Enquanto eu crescia,  gostava de ouvir os antigos da família. Eles não estavam contaminado pelo vocabulário da hora. Uma das minhas avós dizia a palavra alhures com a maior naturalidade. Outra, soltava, aqui e acolá,  um sonoro quiçá. Nenhuma falava lanche, nem lancheira. Mas merenda e merendeira. Rico era nababo. E advogado, rábula. Uma das minha avós falava portuliano como a maioria das avós da minha cidade. Achava simplesmente, quando criança, que elas eram apenas senhoras de um jeito muito próprio de se fazer entender pelos respectivos clãs. 

Avós também escreviam com grafia de outras épocas: ella, pharmácia, cousa.  Já faz algum tempo que o falar e o escrever andam perdendo a identidade geracional. Avós, filhos, netos  e bisnetos falam as mesmas gírias e abreviam palavras ao escrevê-las. As vogais estão desaparecendo. Vejam:  pq, qd.  Beijo no singular é bj. No plural, bjs.  O abraço quase desaparece num mesquinho ab. No plural, abs. 

Algumas consoantes também desaparecem quando escrevemos. A verdade empobreceu e é  apenas vdd. E não culpem o Twitter. Essa redução já vem acontecendo faz tempo. Além disso, qual a parcela da população  é tuiteira? Essas reduções de grafia podem ser comprovadas em bilhetes, cartas manuscritas e em e-mails de gente que nunca tuíta, que nunca manda mensagens de textos via celulares.  Digamos assim, é uma tendência. Textos inteiros começarão a sair  assim com palavras sem vogais e com um mínimo de consoantes.  Quem viver verá. 

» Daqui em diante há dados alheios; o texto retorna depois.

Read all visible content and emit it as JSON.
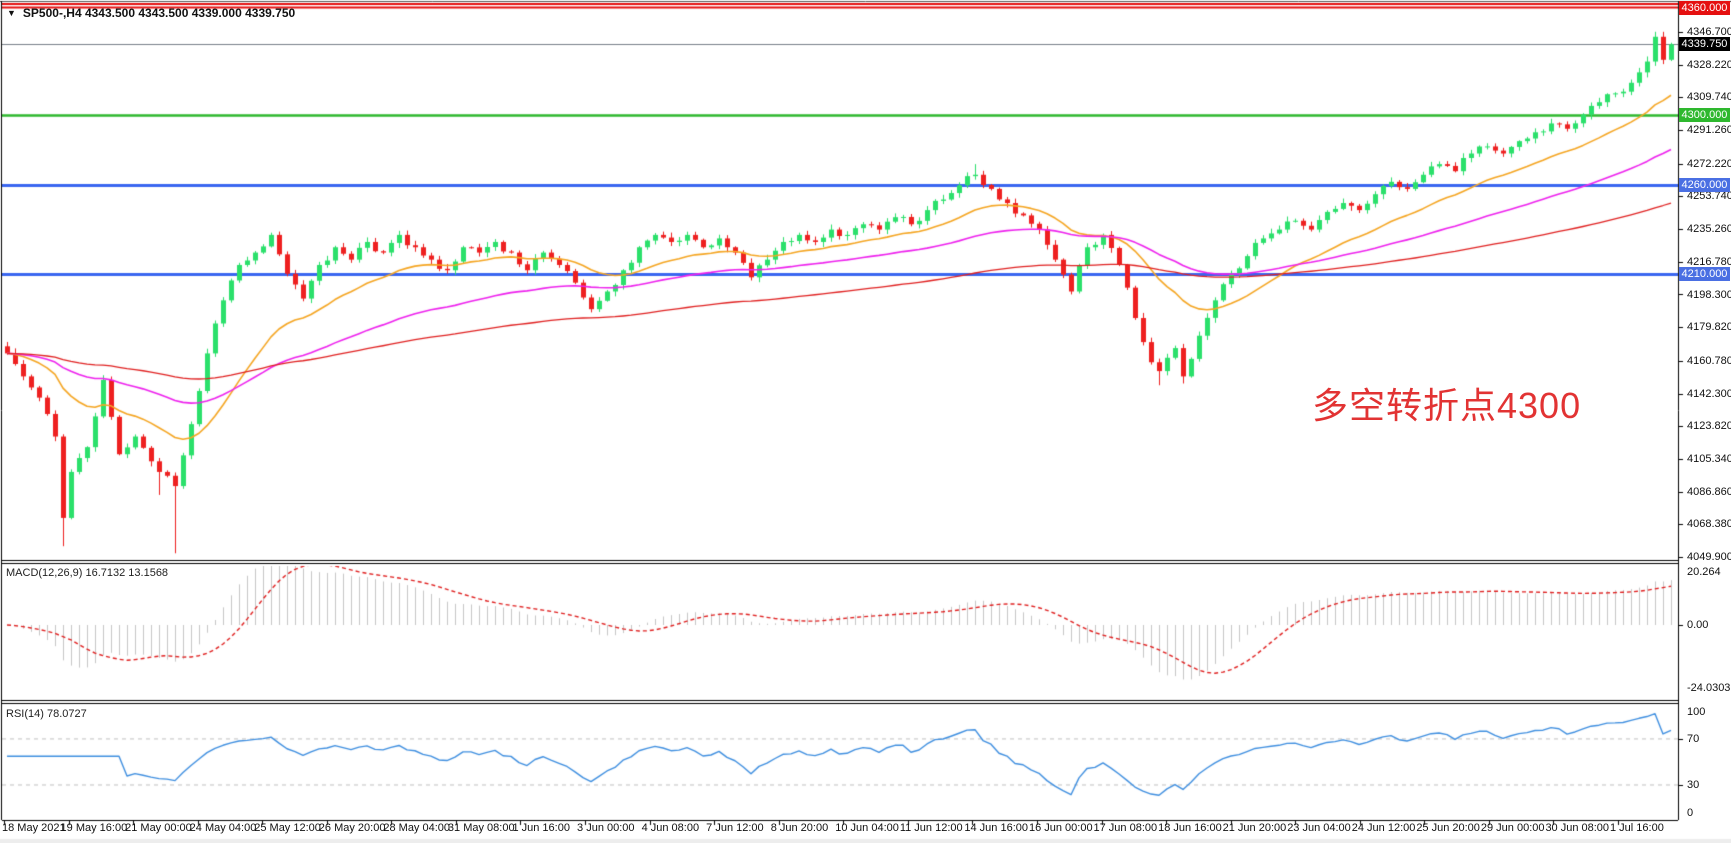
{
  "header": {
    "dropdown_icon": "▼",
    "title": "SP500-,H4  4343.500 4343.500 4339.000 4339.750"
  },
  "main_chart": {
    "annotation": {
      "text": "多空转折点4300",
      "color": "#e23333"
    },
    "current_price_badge": {
      "text": "4339.750",
      "bg": "#000000",
      "value": 4339.75
    },
    "level_badges": [
      {
        "text": "4360.000",
        "bg": "#e51010",
        "value": 4360.0
      },
      {
        "text": "4300.000",
        "bg": "#2eb82e",
        "value": 4300.0
      },
      {
        "text": "4260.000",
        "bg": "#4a6fe3",
        "value": 4260.0
      },
      {
        "text": "4210.000",
        "bg": "#4a6fe3",
        "value": 4210.0
      }
    ],
    "price_axis_labels": [
      "4346.700",
      "4328.220",
      "4309.740",
      "4291.260",
      "4272.220",
      "4253.740",
      "4235.260",
      "4216.780",
      "4198.300",
      "4179.820",
      "4160.780",
      "4142.300",
      "4123.820",
      "4105.340",
      "4086.860",
      "4068.380",
      "4049.900"
    ]
  },
  "macd_panel": {
    "label": "MACD(12,26,9) 16.7132 13.1568",
    "axis_labels": [
      {
        "text": "20.264",
        "value": 20.264
      },
      {
        "text": "0.00",
        "value": 0.0
      },
      {
        "text": "-24.0303",
        "value": -24.0303
      }
    ]
  },
  "rsi_panel": {
    "label": "RSI(14) 78.0727",
    "axis_labels": [
      {
        "text": "100",
        "value": 100
      },
      {
        "text": "70",
        "value": 70
      },
      {
        "text": "30",
        "value": 30
      },
      {
        "text": "0",
        "value": 0
      }
    ]
  },
  "time_axis": {
    "labels": [
      "18 May 2021",
      "19 May 16:00",
      "21 May 00:00",
      "24 May 04:00",
      "25 May 12:00",
      "26 May 20:00",
      "28 May 04:00",
      "31 May 08:00",
      "1 Jun 16:00",
      "3 Jun 00:00",
      "4 Jun 08:00",
      "7 Jun 12:00",
      "8 Jun 20:00",
      "10 Jun 04:00",
      "11 Jun 12:00",
      "14 Jun 16:00",
      "16 Jun 00:00",
      "17 Jun 08:00",
      "18 Jun 16:00",
      "21 Jun 20:00",
      "23 Jun 04:00",
      "24 Jun 12:00",
      "25 Jun 20:00",
      "29 Jun 00:00",
      "30 Jun 08:00",
      "1 Jul 16:00"
    ]
  },
  "colors": {
    "bull_candle": "#2be06b",
    "bear_candle": "#ee2020",
    "ma_fast": "#f5a623",
    "ma_medium": "#ee22ee",
    "ma_slow": "#e02020",
    "level_red": "#e51010",
    "level_green": "#2eb82e",
    "level_blue": "#3a66f0",
    "current_price_line": "#778089",
    "macd_histogram": "#c6c6c6",
    "macd_signal": "#e02020",
    "rsi_line": "#3f8fe0",
    "rsi_levels": "#c0c0c0",
    "border": "#000000"
  },
  "chart_data": {
    "type": "candlestick",
    "symbol": "SP500-",
    "timeframe": "H4",
    "ohlc_current": {
      "open": 4343.5,
      "high": 4343.5,
      "low": 4339.0,
      "close": 4339.75
    },
    "current_price": 4339.75,
    "y_axis_ticks": [
      4346.7,
      4328.22,
      4309.74,
      4291.26,
      4272.22,
      4253.74,
      4235.26,
      4216.78,
      4198.3,
      4179.82,
      4160.78,
      4142.3,
      4123.82,
      4105.34,
      4086.86,
      4068.38,
      4049.9
    ],
    "y_axis_range": [
      4049.9,
      4360.0
    ],
    "horizontal_levels": [
      {
        "price": 4360.0,
        "color": "#e51010",
        "style": "double"
      },
      {
        "price": 4300.0,
        "color": "#2eb82e",
        "style": "solid"
      },
      {
        "price": 4260.0,
        "color": "#3a66f0",
        "style": "solid"
      },
      {
        "price": 4210.0,
        "color": "#3a66f0",
        "style": "solid"
      }
    ],
    "annotation": {
      "text": "多空转折点4300"
    },
    "moving_averages": [
      {
        "name": "fast-ma",
        "period": 20,
        "color": "#f5a623"
      },
      {
        "name": "medium-ma",
        "period": 55,
        "color": "#ee22ee"
      },
      {
        "name": "slow-ma",
        "period": 130,
        "color": "#e02020"
      }
    ],
    "candle_count": 209,
    "price_path_anchors": [
      [
        0,
        4165
      ],
      [
        2,
        4152
      ],
      [
        4,
        4140
      ],
      [
        6,
        4118
      ],
      [
        7,
        4072,
        4056,
        null
      ],
      [
        8,
        4098
      ],
      [
        10,
        4112
      ],
      [
        12,
        4150
      ],
      [
        14,
        4108
      ],
      [
        16,
        4118
      ],
      [
        18,
        4104
      ],
      [
        19,
        4098,
        4085,
        null
      ],
      [
        21,
        4090,
        4052,
        null
      ],
      [
        23,
        4125
      ],
      [
        25,
        4165
      ],
      [
        27,
        4195
      ],
      [
        29,
        4215
      ],
      [
        31,
        4222
      ],
      [
        33,
        4232
      ],
      [
        35,
        4210
      ],
      [
        37,
        4196
      ],
      [
        39,
        4215
      ],
      [
        41,
        4225
      ],
      [
        43,
        4218
      ],
      [
        45,
        4228
      ],
      [
        47,
        4222
      ],
      [
        49,
        4232
      ],
      [
        51,
        4225
      ],
      [
        53,
        4218
      ],
      [
        55,
        4212
      ],
      [
        57,
        4225
      ],
      [
        59,
        4222
      ],
      [
        61,
        4228
      ],
      [
        63,
        4222
      ],
      [
        65,
        4212
      ],
      [
        67,
        4222
      ],
      [
        69,
        4215
      ],
      [
        71,
        4205
      ],
      [
        73,
        4190
      ],
      [
        75,
        4200
      ],
      [
        77,
        4212
      ],
      [
        79,
        4225
      ],
      [
        81,
        4232
      ],
      [
        83,
        4228
      ],
      [
        85,
        4232
      ],
      [
        87,
        4225
      ],
      [
        89,
        4230
      ],
      [
        91,
        4222
      ],
      [
        93,
        4208
      ],
      [
        95,
        4218
      ],
      [
        97,
        4228
      ],
      [
        99,
        4232
      ],
      [
        101,
        4228
      ],
      [
        103,
        4235
      ],
      [
        105,
        4232
      ],
      [
        107,
        4238
      ],
      [
        109,
        4235
      ],
      [
        111,
        4242
      ],
      [
        113,
        4238
      ],
      [
        115,
        4246
      ],
      [
        117,
        4252
      ],
      [
        119,
        4260
      ],
      [
        121,
        4266,
        null,
        4272
      ],
      [
        123,
        4258
      ],
      [
        125,
        4250
      ],
      [
        127,
        4243
      ],
      [
        129,
        4235
      ],
      [
        131,
        4218
      ],
      [
        133,
        4200
      ],
      [
        135,
        4225
      ],
      [
        137,
        4232
      ],
      [
        139,
        4215
      ],
      [
        141,
        4185
      ],
      [
        143,
        4160
      ],
      [
        144,
        4155,
        4147,
        null
      ],
      [
        146,
        4168
      ],
      [
        147,
        4152,
        4148,
        null
      ],
      [
        149,
        4175
      ],
      [
        151,
        4195
      ],
      [
        153,
        4210
      ],
      [
        155,
        4220
      ],
      [
        157,
        4230
      ],
      [
        159,
        4235
      ],
      [
        161,
        4240
      ],
      [
        163,
        4235
      ],
      [
        165,
        4245
      ],
      [
        167,
        4250
      ],
      [
        169,
        4246
      ],
      [
        171,
        4255
      ],
      [
        173,
        4262
      ],
      [
        175,
        4258
      ],
      [
        177,
        4266
      ],
      [
        179,
        4272
      ],
      [
        181,
        4268
      ],
      [
        183,
        4278
      ],
      [
        185,
        4282
      ],
      [
        187,
        4278
      ],
      [
        189,
        4285
      ],
      [
        191,
        4290
      ],
      [
        193,
        4295
      ],
      [
        195,
        4292
      ],
      [
        197,
        4300
      ],
      [
        199,
        4307
      ],
      [
        201,
        4312
      ],
      [
        203,
        4318
      ],
      [
        205,
        4330
      ],
      [
        206,
        4344,
        null,
        4346.7
      ],
      [
        207,
        4331
      ],
      [
        208,
        4339.75
      ]
    ],
    "indicators": {
      "macd": {
        "params": [
          12,
          26,
          9
        ],
        "main": 16.7132,
        "signal": 13.1568,
        "axis_max": 20.264,
        "axis_min": -24.0303
      },
      "rsi": {
        "period": 14,
        "value": 78.0727,
        "levels": [
          70,
          30
        ],
        "axis": [
          0,
          100
        ]
      }
    },
    "x_axis_labels": [
      "18 May 2021",
      "19 May 16:00",
      "21 May 00:00",
      "24 May 04:00",
      "25 May 12:00",
      "26 May 20:00",
      "28 May 04:00",
      "31 May 08:00",
      "1 Jun 16:00",
      "3 Jun 00:00",
      "4 Jun 08:00",
      "7 Jun 12:00",
      "8 Jun 20:00",
      "10 Jun 04:00",
      "11 Jun 12:00",
      "14 Jun 16:00",
      "16 Jun 00:00",
      "17 Jun 08:00",
      "18 Jun 16:00",
      "21 Jun 20:00",
      "23 Jun 04:00",
      "24 Jun 12:00",
      "25 Jun 20:00",
      "29 Jun 00:00",
      "30 Jun 08:00",
      "1 Jul 16:00"
    ]
  }
}
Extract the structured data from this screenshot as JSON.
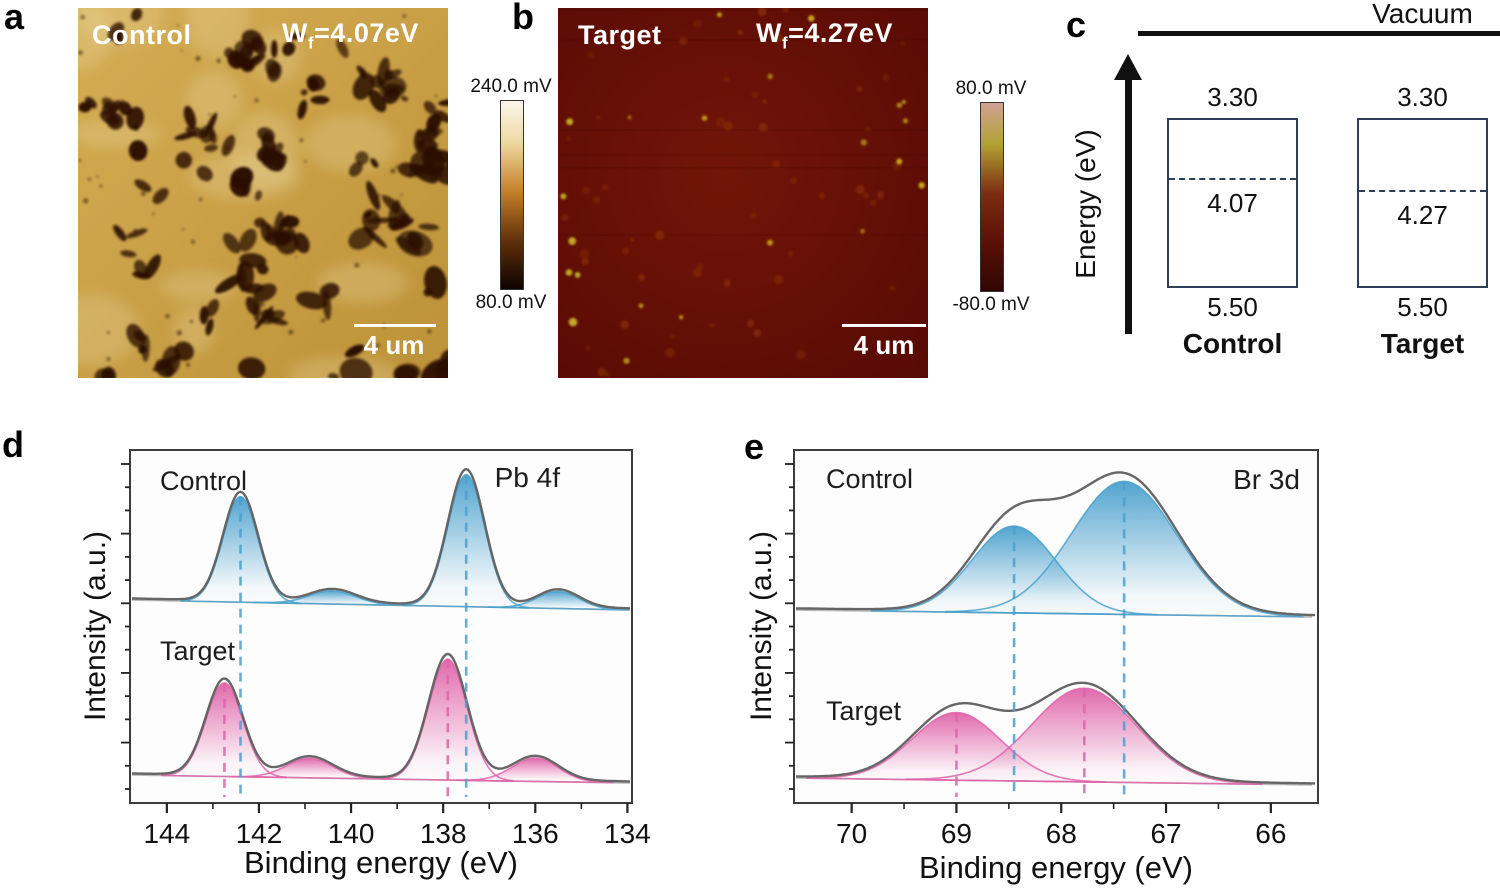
{
  "colors": {
    "series_control": "#4aa0cd",
    "series_target": "#df63a8",
    "envelope": "#5e5e5e",
    "background_line": "#b8b8b8",
    "diagram_border": "#2d3d58",
    "afm_a_base": "#c9a045",
    "afm_a_blob": "#2a1103",
    "afm_b_base": "#6e1207",
    "afm_b_dot": "#d9b822",
    "colorbar_a": [
      "#fbf7ec",
      "#eed9a2",
      "#c58028",
      "#5f2f0a",
      "#0d0300"
    ],
    "colorbar_b": [
      "#d0a193",
      "#b2a233",
      "#7c2c10",
      "#591007",
      "#300503"
    ]
  },
  "panels": {
    "a": {
      "letter": "a",
      "sample_label": "Control",
      "wf": {
        "base": "W",
        "sub": "f",
        "rest": "=4.07eV"
      },
      "scale_bar_label": "4 um",
      "colorbar": {
        "top_label": "240.0 mV",
        "bottom_label": "80.0 mV"
      }
    },
    "b": {
      "letter": "b",
      "sample_label": "Target",
      "wf": {
        "base": "W",
        "sub": "f",
        "rest": "=4.27eV"
      },
      "scale_bar_label": "4 um",
      "colorbar": {
        "top_label": "80.0 mV",
        "bottom_label": "-80.0 mV"
      }
    },
    "c": {
      "letter": "c",
      "vacuum_label": "Vacuum",
      "energy_axis_label": "Energy (eV)",
      "diagrams": [
        {
          "name": "Control",
          "upper_level": "3.30",
          "work_function": "4.07",
          "lower_level": "5.50"
        },
        {
          "name": "Target",
          "upper_level": "3.30",
          "work_function": "4.27",
          "lower_level": "5.50"
        }
      ]
    },
    "d": {
      "letter": "d",
      "title": "Pb 4f",
      "control_label": "Control",
      "target_label": "Target"
    },
    "e": {
      "letter": "e",
      "title": "Br 3d",
      "control_label": "Control",
      "target_label": "Target"
    }
  },
  "chart_data": [
    {
      "panel": "d",
      "type": "line",
      "title": "Pb 4f",
      "xlabel": "Binding energy (eV)",
      "ylabel": "Intensity (a.u.)",
      "x_axis_reversed": true,
      "xlim": [
        144.8,
        133.9
      ],
      "x_major_ticks": [
        144,
        142,
        140,
        138,
        136,
        134
      ],
      "x_minor_ticks": [
        143,
        141,
        139,
        137,
        135
      ],
      "y_units": "arbitrary",
      "series": [
        {
          "name": "Control",
          "color": "#4aa0cd",
          "peaks": [
            {
              "center": 142.4,
              "height": 0.8,
              "sigma": 0.38
            },
            {
              "center": 140.4,
              "height": 0.1,
              "sigma": 0.5
            },
            {
              "center": 137.5,
              "height": 1.0,
              "sigma": 0.4
            },
            {
              "center": 135.5,
              "height": 0.13,
              "sigma": 0.45
            }
          ],
          "guide_lines": [
            142.4,
            137.5
          ]
        },
        {
          "name": "Target",
          "color": "#df63a8",
          "peaks": [
            {
              "center": 142.75,
              "height": 0.72,
              "sigma": 0.4
            },
            {
              "center": 140.9,
              "height": 0.15,
              "sigma": 0.5
            },
            {
              "center": 137.9,
              "height": 0.93,
              "sigma": 0.42
            },
            {
              "center": 136.0,
              "height": 0.18,
              "sigma": 0.5
            }
          ],
          "guide_lines": [
            142.75,
            137.9
          ]
        }
      ]
    },
    {
      "panel": "e",
      "type": "line",
      "title": "Br 3d",
      "xlabel": "Binding energy (eV)",
      "ylabel": "Intensity (a.u.)",
      "x_axis_reversed": true,
      "xlim": [
        70.55,
        65.55
      ],
      "x_major_ticks": [
        70,
        69,
        68,
        67,
        66
      ],
      "x_minor_ticks": [
        69.5,
        68.5,
        67.5,
        66.5
      ],
      "y_units": "arbitrary",
      "series": [
        {
          "name": "Control",
          "color": "#4aa0cd",
          "peaks": [
            {
              "center": 68.45,
              "height": 0.62,
              "sigma": 0.4
            },
            {
              "center": 67.4,
              "height": 0.95,
              "sigma": 0.5
            }
          ],
          "guide_lines": [
            68.45,
            67.4
          ]
        },
        {
          "name": "Target",
          "color": "#df63a8",
          "peaks": [
            {
              "center": 69.0,
              "height": 0.52,
              "sigma": 0.42
            },
            {
              "center": 67.78,
              "height": 0.72,
              "sigma": 0.5
            }
          ],
          "guide_lines": [
            69.0,
            67.78
          ]
        }
      ]
    }
  ]
}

Uma boa oportunidade de se ouvir palavras mágicas, plenas de significado é frequentar igrejas. Nas católicas tem as leituras  de passagens bíblicas e a do  Evangelho do dia. Pena que ao comentá-lo o padre de plantão recorra ao vocabulário mais rasteiro. Padres e pastores demolem qualquer vestígios de beleza em seus sermões ao comentar epístolas,  salmos, parábolas. Os Evangelistas certamente tornaram-se cegos e surdos nas Alturas. Mesmo iluminadas em vida pelo Espírito Santo e transformados em plena luz depois da morte, não encontrariam palavras que traduzissem a ira terrível e santa pelo que fizeram  de suas palavras com o passar dos séculos. 

Bem, tudo o que escrevi tem a ver com post aqui neste blog  com o título Sobre indignações cínicas e Serôdias, do amigo Aetano. Confesso que precisei recorrer ao dicionário.  Serôdio do latim serotinus - que age tarde, tardio. Adjetivo. 1. Que vem no fim da estação própria. 2. Que aparece ou acontece fora do tempo considerado próprio. 3. (Figurado) Que já se sabe há muito tempo, equivalente a antigo, velho. 

Não sei se a formação em Direito de Aetano é a causa dele nos brindar com tais pérolas. Pode ser o tipo de leituras que faz. Só sei que fico feliz quando preciso recorrer ao dicionário. Nem tudo está perdido. Há ainda pessoas neste mundo, dessas perto de nós,  que não se contentam com o linguajar da hora. Que usam natural e devidamente palavras cheias de conteúdo, ainda não desgastadas. Palavras  que reluzem feito jóias raras quando resgatadas da obscuridade ou de nichos nem sempre acessados. E nos fazem lembrar de chuvas temporãs e chuvas serôdias e o conteúdo místico que as envolvem desde o cerne.